Evolution of Soviet Military Doctrine: Under Stalin

Joseph Stalin

Soviet military doctrine changed because of changes in the same complex interrelationships that formed it international political and military environments, foreign military doctrines, history, technology, ideology, and internal political, social moral, and economic constraints. The perceived strategic imbalance has been the prime motivator in the Soviets doctrinal evolution. 

Michael MccGwire notes:
"The Soviet military doctrine has evolved in response to what has been seen as a series of direct threats to the existence of the state; Nuclear testing aside, Soviet actions and the doctrines behind them must be seen as responses to the perceived threat posed by American decisions."
Military doctrine evolution in the former Soviet Union and Russia today, therefore represents an amalgam of many factors. The effect of the international political environment and an assessment of the probability of war, over time, forms the political component of doctrine. The evolution of Soviet military doctrine reflected foreign doctrines, especially that of Clausewitz and German "blitzkrieg." Past Soviet experience and history formed the Soviet perspective of the war. World War II, with its ten million Soviet deaths, had a profound effect. Internal political, economic, and social constraints, as well as the nature of Soviet decision making, greatly affected the nature of doctrine. Technological innovation also had a key role. The military doctrine of the former Soviet Union arose from the interaction of this multitude of often conflicting factors.

Post World War II Stalin's Era (1945-53)

The effect of World War II marks this period. The formative impact of the war led military doctrine to cast all future war in the mold of that experience protracted land war, with ground troops directly supported by tanks, artillery, and aircraft. Soviet leaders believed surprise attack would characterize this period. Although the war laid the foundation of military doctrine, there was a little critical examination of Soviet major failures in 1941 and 1942. Furthermore, Stalin placed great importance on atomic weapons and rocketry for the international prestige. Despite Stalin's xenophobic reaction to the West, the NATO military environment influenced Soviet military doctrine. U.S. superiority in strategic nuclear weapons and airpower prompted a Soviet emphasis on strong conventional forces and offensive counterattack into Europe from Soviet bases in Eastern Europe.

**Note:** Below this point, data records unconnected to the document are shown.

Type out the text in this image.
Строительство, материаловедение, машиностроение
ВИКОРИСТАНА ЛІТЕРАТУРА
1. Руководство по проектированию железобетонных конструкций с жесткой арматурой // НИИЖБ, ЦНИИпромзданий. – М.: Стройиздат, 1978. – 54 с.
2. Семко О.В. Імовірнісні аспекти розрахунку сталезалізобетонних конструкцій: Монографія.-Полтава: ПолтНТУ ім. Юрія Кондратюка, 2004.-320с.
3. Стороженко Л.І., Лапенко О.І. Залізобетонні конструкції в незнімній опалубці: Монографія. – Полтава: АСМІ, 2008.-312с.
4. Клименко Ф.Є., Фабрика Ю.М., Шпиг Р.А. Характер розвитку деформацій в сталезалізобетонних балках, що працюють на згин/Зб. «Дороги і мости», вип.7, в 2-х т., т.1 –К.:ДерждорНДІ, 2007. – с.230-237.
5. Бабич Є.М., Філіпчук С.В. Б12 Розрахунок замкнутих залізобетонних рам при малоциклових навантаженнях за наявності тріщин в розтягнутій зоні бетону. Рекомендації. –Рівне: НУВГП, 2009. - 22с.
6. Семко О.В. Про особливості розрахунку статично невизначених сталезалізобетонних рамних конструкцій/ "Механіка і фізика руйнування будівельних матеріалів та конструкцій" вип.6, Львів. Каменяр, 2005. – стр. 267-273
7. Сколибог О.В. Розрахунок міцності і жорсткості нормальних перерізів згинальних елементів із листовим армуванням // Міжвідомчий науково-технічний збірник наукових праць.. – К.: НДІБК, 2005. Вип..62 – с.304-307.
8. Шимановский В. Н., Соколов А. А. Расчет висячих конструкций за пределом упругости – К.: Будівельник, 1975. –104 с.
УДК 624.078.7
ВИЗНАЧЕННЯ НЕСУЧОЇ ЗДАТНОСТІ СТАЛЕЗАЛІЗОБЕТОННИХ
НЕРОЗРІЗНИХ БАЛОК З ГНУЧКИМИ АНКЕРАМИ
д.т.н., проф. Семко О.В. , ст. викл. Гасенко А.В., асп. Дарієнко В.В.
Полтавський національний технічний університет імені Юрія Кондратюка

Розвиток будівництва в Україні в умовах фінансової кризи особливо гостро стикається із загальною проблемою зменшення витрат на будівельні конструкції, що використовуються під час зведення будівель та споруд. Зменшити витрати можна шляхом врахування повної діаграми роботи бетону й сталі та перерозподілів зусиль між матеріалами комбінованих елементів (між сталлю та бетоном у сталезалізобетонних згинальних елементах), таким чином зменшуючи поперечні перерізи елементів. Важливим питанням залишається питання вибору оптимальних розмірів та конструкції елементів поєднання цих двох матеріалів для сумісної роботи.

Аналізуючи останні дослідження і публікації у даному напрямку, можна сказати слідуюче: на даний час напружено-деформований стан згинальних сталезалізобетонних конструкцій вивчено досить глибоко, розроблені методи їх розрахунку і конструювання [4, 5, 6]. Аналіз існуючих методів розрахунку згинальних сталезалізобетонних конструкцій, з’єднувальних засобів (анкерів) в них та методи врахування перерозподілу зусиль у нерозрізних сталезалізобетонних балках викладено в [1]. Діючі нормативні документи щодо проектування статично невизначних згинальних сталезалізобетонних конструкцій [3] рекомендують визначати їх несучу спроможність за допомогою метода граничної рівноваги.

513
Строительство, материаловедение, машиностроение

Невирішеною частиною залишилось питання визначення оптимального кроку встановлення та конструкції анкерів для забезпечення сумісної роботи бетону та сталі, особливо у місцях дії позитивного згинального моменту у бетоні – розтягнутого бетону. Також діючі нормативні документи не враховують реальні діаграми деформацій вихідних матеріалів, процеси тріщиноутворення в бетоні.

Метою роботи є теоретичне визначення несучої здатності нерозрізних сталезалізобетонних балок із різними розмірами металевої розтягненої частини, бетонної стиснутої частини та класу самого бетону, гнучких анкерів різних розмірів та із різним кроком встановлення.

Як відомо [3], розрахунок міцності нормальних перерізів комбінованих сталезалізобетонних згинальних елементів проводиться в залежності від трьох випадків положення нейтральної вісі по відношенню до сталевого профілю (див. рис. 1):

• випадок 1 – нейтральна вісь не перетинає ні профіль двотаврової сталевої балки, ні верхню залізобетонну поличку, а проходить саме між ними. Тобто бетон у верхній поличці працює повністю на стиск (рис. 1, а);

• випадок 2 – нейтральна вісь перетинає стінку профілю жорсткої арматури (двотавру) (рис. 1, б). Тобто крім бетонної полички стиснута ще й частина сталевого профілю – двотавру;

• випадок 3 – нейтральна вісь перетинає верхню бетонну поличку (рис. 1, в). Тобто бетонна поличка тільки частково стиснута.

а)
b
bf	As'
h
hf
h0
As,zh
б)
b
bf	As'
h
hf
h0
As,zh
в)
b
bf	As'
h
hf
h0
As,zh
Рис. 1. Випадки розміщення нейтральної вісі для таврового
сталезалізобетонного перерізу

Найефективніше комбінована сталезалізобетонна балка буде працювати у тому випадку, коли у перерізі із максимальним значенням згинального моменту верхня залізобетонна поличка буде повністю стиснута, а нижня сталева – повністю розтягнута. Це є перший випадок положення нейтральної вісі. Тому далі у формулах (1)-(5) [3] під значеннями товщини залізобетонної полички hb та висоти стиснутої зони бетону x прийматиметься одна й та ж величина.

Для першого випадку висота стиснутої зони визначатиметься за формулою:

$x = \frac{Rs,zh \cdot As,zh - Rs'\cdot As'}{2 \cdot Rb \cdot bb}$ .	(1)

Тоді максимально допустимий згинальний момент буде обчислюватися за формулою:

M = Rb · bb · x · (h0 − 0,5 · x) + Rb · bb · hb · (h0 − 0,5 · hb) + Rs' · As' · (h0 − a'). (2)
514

Shaping the military doctrine was also the international political environment and Marxist -Leninist ideology. The Soviets saw capitalism encircling them, with the United States as its superpower. Marxist idealism included the concept of the inevitable violent clash between capitalism and socialism. This shaped the objective constraints and historical experiences that reinforced the Soviets view of the world and their military doctrine. More than any other factor was the role played by the nature of the internal Soviet political system. Under Stalin, the Soviet Union became even more authoritarian. He elevated to doctrinal status those factors he believed were responsible for winning the war. Stalin ignored developments in conventional weapons, the role of surprise on the battlefield, foreign developments, and any failures the Soviets may have had during the German push to Moscow, Leningrad, and Stalingrad. He regarded these all as irrelevant to victory.

If conventional warfare occurred, both defense and offense played major roles. The victory resulted from accumulating successful battles fought along slowly moving continuous Fronts. Frontal breakthroughs occurred by deliberating massing forces on a main axis of attack. Men, tanks, artillery, and aircraft were concentrated in the strike sectors for speed, firepower and shock to penetrate, envelop, and thrust into the enemy's rear areas. Combined arms, with preeminent ground forces in a European environment, was the primary vision of future war.